Monday, Mar. 26, 1956
The U.S. & Enosis
Cyprus is not a U.S. base, but it is of strategic importance to the whole pattern of Western defense in the cold war. It is Britain's command post for the Middle East; it guards vital sources of oil supply; it lies along the best line of communication between Europe and Asia; it is in an area where there is no satellite buffer zone on the Soviet Union's border. For those reasons the U.S. State Department has been watching anxiously the dispute between Britain and Cypriot nationalists who want enosis (union) with Greece. Behind the scenes the U.S. has been urging both sides to reach an agreement.
"A Kick in the Teeth." Early last week the State Department moved publicly into the controversy. Appalled by British deportation of the Cypriot leader, Archbishop Myriarthefs Makarios, and by Britain's general adoption of a "tough" policy, the State Department openly urged Britain to resume negotiations with the Cypriots. Announced State Department Press Officer Lincoln White: "The United States Government earnestly hoped that basic agreements might be reached which would enable the people of Cyprus to achieve their legitimate desire of cooperation in the establishment of a government truly representative of the people of the island." Privately, the U.S. attitude could be summed up in a question: What do we do about an ally who frisks nuns and deports an archbishop?

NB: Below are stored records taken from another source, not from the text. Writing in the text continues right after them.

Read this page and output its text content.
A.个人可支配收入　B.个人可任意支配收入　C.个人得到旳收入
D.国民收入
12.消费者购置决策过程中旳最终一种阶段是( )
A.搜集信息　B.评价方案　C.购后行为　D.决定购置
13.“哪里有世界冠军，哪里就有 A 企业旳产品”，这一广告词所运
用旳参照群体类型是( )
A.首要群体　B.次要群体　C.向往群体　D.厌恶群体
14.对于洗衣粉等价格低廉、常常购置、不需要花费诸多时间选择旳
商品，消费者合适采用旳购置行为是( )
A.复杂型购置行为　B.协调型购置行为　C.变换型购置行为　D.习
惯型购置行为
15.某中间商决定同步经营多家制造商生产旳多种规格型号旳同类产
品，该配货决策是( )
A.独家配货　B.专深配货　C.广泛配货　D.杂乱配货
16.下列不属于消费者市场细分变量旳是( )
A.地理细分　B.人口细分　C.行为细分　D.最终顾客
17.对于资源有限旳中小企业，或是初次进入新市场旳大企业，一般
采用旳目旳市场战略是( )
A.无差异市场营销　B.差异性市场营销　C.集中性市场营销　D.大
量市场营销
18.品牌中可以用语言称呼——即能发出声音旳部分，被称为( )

London seethed at the implied rebuke in White's statement, but the next development brought British reaction to the boiling point. Out of Athens came reports that Career Diplomat Cavendish Welles Cannon, U.S. Ambassador to Greece, had followed up the Washington statement with an expression of "sympathetic concern" for Greece, and praise for Greek "dignity and statesmanship" in the affair. British newspapers promptly roared that this was an insult to Great Britain (a "kick in the teeth," said London's Daily Mail); Sir Roger Makins, Britain's Ambassador to the U.S., officially demanded an explanation.
"Our Very Best Friends." As the storm swirled up, the State Department's White hurriedly issued another statement. The new pronouncement appeared to withdraw somewhat from the previous U.S. position. White summed it up: "We are not taking sides." At his press conference President Eisenhower added his soothing voice: "Here is a place where two of our very best friends are engaged in an argument with very great difficulty. Now, we are friendly to both, not only friendly in the sense of traditional friendship with these two peoples, but on top of that, both are vitally necessary to NATO . . . So we are ready to do anything that is reasonable and practicable to help in reaching some solution, but the solution itself is going to have to be reached by the people most greatly concerned."

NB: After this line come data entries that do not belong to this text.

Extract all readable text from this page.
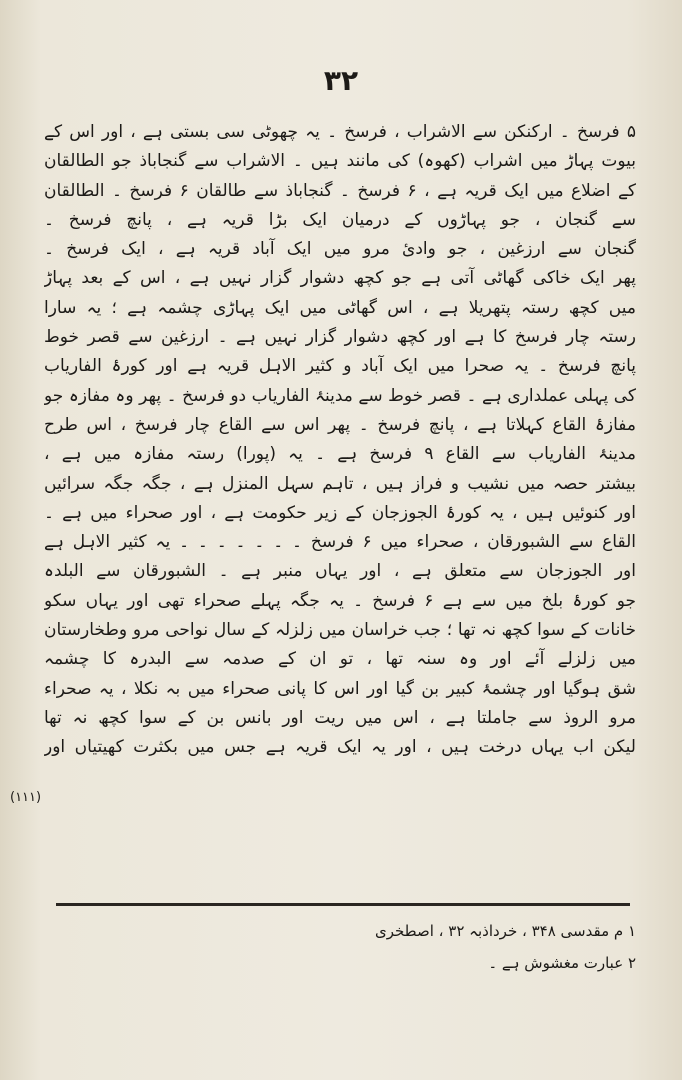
۳۲
۵ فرسخ ۔ ارکنکن سے الاشراب ، فرسخ ۔ یہ چھوٹی سی بستی ہے ، اور اس کے
بیوت پہاڑ میں اشراب (کھوہ) کی مانند ہیں ۔ الاشراب سے گنجاباذ جو الطالقان
کے اضلاع میں ایک قریہ ہے ، ۶ فرسخ ۔ گنجاباذ سے طالقان ۶ فرسخ ۔ الطالقان
سے گنجان ، جو پہاڑوں کے درمیان ایک بڑا قریہ ہے ، پانچ فرسخ ۔
گنجان سے ارزغین ، جو وادیٔ مرو میں ایک آباد قریہ ہے ، ایک فرسخ ۔
پھر ایک خاکی گھاٹی آتی ہے جو کچھ دشوار گزار نہیں ہے ، اس کے بعد پہاڑ
میں کچھ رستہ پتھریلا ہے ، اس گھاٹی میں ایک پہاڑی چشمہ ہے ؛ یہ سارا
رستہ چار فرسخ کا ہے اور کچھ دشوار گزار نہیں ہے ۔ ارزغین سے قصر خوط
پانچ فرسخ ۔ یہ صحرا میں ایک آباد و کثیر الاہل قریہ ہے اور کورۂ الفاریاب
کی پہلی عملداری ہے ۔ قصر خوط سے مدینۂ الفاریاب دو فرسخ ۔ پھر وہ مفازہ جو
مفازۂ القاع کہلاتا ہے ، پانچ فرسخ ۔ پھر اس سے القاع چار فرسخ ، اس طرح
مدینۂ الفاریاب سے القاع ۹ فرسخ ہے ۔ یہ (پورا) رستہ مفازہ میں ہے ،
بیشتر حصہ میں نشیب و فراز ہیں ، تاہم سہل المنزل ہے ، جگہ جگہ سرائیں
اور کنوئیں ہیں ، یہ کورۂ الجوزجان کے زیر حکومت ہے ، اور صحراء میں ہے ۔
القاع سے الشبورقان ، صحراء میں ۶ فرسخ ۔ ۔ ۔ ۔ ۔ ۔ ۔ یہ کثیر الاہل ہے
اور الجوزجان سے متعلق ہے ، اور یہاں منبر ہے ۔ الشبورقان سے البلدہ
جو کورۂ بلخ میں سے ہے ۶ فرسخ ۔ یہ جگہ پہلے صحراء تھی اور یہاں سکو
خانات کے سوا کچھ نہ تھا ؛ جب خراسان میں زلزلہ کے سال نواحی مرو وطخارستان
میں زلزلے آئے اور وہ سنہ تھا ، تو ان کے صدمہ سے البدرہ کا چشمہ
شق ہوگیا اور چشمۂ کبیر بن گیا اور اس کا پانی صحراء میں بہ نکلا ، یہ صحراء
مرو الروذ سے جاملتا ہے ، اس میں ریت اور بانس بن کے سوا کچھ نہ تھا
لیکن اب یہاں درخت ہیں ، اور یہ ایک قریہ ہے جس میں بکثرت کھیتیاں اور
(۱۱۱)
۱ م مقدسی ۳۴۸ ، خرداذبہ ۳۲ ، اصطخری
۲ عبارت مغشوش ہے ۔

At week's end the British were some what mollified, but they were less than happy about the continued U.S. pressure for a resumption of negotiations, which in effect meant bringing back and dealing with the exiled archbishop. Just what the State Department was doing about this delicate situation was not apparent to the public eye. But the key point was clear: the U.S. cannot afford further deterioration of the Western position on Cyprus.